CONTACT INFORMATION: The Via Verde de Baix Ebre lies mainly in the "Parc Nacional de Les Ports". The entrance to the South end of the Via is at Roquetes (Tortosa). Drive down the AP7 taking the Tortosa/Aldea exit and follow the dual carriageway to Tortosa. When you get to a roundabout with a "Star" motif turn left over the river for "Roquetes/Gandesa". Follow through Roquetes finding signs to "Informacio PN Les Ports" these bring you to the edge of town, and on the left the information office. You can park by the offices and the entrance to the Via verde is across the road. Office opening hours 10 - 13 and 17 - 20 Mon-Sat. 10 - 13 Sundays.
Walk: Sant Joan to Albarca, Montsant Mountains.
This is a fairly easy walk for the moderately fit. 7.2 kms. 190metres max. displacement. It is mostly level, but you'll want to wear good trainers with some grip, take 1 litre of water and maybe a sandwich or a couple of biscuits in a small rucksack. Mobile phone, switched off just in case of problems, and a pair of Binoculars.
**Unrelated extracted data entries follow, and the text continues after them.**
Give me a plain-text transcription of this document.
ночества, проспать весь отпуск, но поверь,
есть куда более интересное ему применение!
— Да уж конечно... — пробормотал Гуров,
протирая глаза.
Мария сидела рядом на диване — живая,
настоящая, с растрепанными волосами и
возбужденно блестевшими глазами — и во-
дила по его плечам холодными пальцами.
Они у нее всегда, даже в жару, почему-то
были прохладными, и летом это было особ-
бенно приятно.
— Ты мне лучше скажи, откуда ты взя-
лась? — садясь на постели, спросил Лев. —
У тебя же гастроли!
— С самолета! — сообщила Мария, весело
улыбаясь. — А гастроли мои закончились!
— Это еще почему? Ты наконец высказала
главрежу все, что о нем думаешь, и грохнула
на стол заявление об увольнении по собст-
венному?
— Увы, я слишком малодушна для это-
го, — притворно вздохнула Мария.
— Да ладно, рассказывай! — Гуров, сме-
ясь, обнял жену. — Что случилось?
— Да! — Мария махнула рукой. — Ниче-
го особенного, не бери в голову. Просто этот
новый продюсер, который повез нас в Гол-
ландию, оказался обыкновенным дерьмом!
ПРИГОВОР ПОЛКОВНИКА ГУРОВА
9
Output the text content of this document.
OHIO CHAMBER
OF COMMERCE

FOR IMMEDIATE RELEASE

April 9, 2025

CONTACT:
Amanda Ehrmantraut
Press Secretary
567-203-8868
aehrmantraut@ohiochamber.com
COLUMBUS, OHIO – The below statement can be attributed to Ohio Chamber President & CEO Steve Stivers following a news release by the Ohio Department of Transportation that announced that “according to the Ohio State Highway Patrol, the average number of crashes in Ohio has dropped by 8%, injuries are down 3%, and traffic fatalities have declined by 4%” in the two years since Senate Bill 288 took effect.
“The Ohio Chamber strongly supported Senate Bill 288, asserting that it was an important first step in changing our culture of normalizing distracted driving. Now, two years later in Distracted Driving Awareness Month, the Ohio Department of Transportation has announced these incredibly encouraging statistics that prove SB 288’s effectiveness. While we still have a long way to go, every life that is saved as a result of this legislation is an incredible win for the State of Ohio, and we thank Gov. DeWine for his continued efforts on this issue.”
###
How to get there: From Reus or Salou: Take the Westbound T-11 Reus bypass towards Falset. This ends just past Reus and becomes the N-420, shortly after there's a right turn to Borges del Camp and Alforja (C-242) Follow this to Cornudella de Montsant, passing through there until just as you leave town there's a tarmac track on the left (opposite a sign for Panta de Siurana) which takes you up (3 kms) to the Chapel of Sant Joan de Codolar. It's a narrow track, steep and winding but paved all the way so an ordinary car driven carefully can make it. Park outside the chapel and walk into the yard. Keeping right, you pass between the chapel building and the steep rocks and arrive at a signpost to "Albarca" which you follow. You are now on the GR174 which is signalled periodically with White over red blaze marks. Note that parallel blaze marks mean "correct route" crossed marks mean "wrong route". There's only one point where you can go wrong so watch for it. You continue along the lamost level route 'til you get to the Refuge of Albarca.
The views over the valley are fine, and if there's a breeze it's a special treat. Watch out for local fauna. In Winter and spring you might see wild goats and lots of flowers after rains. In high summer, lizards and the occasional snake.
The return path is the same. When you get back to the Chapel, after a rest go into Cornudella for something to eat or go down to the Siurana reservoir for a swim in summer. You can also rent canoes there in season.
This shows the rock ledge that the trail follows.